Like many of you, I am looking forward to Tuesday 13 July 2004 immensely.

Why, you ask? Well for anyone that has been sailing round the world and unaware, this is the last date the FSA has given for submission of applications for authorisation to guarantee assessment in time for D-day on 14 January 2005.

I already have my 'minded to authorise' letter, which is good news, and Norwich Union can't (yet) take away my agency. This also tells my clients that I will be around next year.

So has it been plain sailing mes ami (it is after all European Law that we are being subjected to)?

I really want to hone in on two areas - the FSA and insurers.

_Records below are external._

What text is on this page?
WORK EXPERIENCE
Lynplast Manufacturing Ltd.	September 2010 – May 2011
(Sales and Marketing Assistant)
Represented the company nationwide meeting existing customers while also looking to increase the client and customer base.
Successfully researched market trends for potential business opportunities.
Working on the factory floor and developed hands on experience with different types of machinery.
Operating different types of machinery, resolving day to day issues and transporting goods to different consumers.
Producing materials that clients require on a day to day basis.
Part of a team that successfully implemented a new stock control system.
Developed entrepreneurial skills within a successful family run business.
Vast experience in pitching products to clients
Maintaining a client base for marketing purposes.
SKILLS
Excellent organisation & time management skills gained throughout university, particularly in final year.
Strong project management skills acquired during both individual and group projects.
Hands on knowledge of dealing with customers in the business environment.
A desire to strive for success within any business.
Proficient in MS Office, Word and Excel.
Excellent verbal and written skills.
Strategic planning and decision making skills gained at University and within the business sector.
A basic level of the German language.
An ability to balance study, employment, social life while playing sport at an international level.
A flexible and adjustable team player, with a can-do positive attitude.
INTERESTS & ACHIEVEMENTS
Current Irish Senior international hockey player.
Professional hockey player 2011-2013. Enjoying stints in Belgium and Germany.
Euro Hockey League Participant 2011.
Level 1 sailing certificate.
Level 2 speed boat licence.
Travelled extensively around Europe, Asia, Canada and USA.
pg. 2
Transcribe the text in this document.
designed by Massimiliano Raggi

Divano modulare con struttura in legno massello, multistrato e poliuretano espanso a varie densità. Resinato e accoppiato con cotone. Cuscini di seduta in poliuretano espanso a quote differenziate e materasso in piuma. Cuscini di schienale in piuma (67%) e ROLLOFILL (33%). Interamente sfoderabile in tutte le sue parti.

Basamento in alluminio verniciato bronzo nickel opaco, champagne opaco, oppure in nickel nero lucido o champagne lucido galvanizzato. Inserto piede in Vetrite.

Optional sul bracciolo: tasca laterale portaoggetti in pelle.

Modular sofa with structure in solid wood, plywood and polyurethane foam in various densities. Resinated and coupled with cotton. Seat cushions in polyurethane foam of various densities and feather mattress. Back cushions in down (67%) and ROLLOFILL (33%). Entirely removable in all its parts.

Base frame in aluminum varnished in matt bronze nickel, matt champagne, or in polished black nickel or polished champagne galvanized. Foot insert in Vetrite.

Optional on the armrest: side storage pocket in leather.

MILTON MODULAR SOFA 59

First, the FSA. Anyone faced with a rulebook that occupies 500Mb of disc space has to be having a laugh. Yes I know it's all good sense, but when am I going to get the time to read it and then implement it? This is a worrying concern for all firms.

The guidance to the handbook is a good initiative, but it's a little light in certain areas and whoever can do the job in a few hundred pages will make a fortune.

The contact centre has been helpful, but there has been a lot of confusion regarding online stuff and a sheer muddle when it has come to approved persons. Certain rules are simply impossible to manage, such as those relating to client money.

Software houses will be making the changes, but they then will charge us all for the privilege. There's not much point in having them if they don't work or line us up for fines, is there?

Some compliance consultants are very good but others fill us with horror. They tell you things such as, "never have a non-statutory trust as they can't work".

Try managing client money rules in a commercial brokerage with some retail with a statutory trust.

What really concerns me is the woeful lack of engagement with secondary sectors.

I have many motor dealer clients who are simply (still) not aware as to how serious all this is. Some manufacturers have tried, but the FSA has really failed to tell people that this is important.

It advertised in the Daily Mail and The Times, yet most car dealers are used to reading (or looking at) The Sun or The Sport. Probably the latter are not posh enough for the FSA.

Only 92 secondary firms have had 'minded' letters as at the end of May. That is a shocking indictment.

Property managers and others think it is not for them. Wake up and smell the FSA coffee. Perhaps a stronger smelling brew is needed.

My final observations are regarding insurers. Some have tried (NIG's events being the best) and others simply have not bothered. Not too sure how many NU brokers took the offer of PricewaterhouseCoopers' consultancy at £2,500 per day.

They all have an interest and it would be nice to hear what their orphan policyholder arrangements are.

To say we think that personal lines will disappear from the high street is not very encouraging.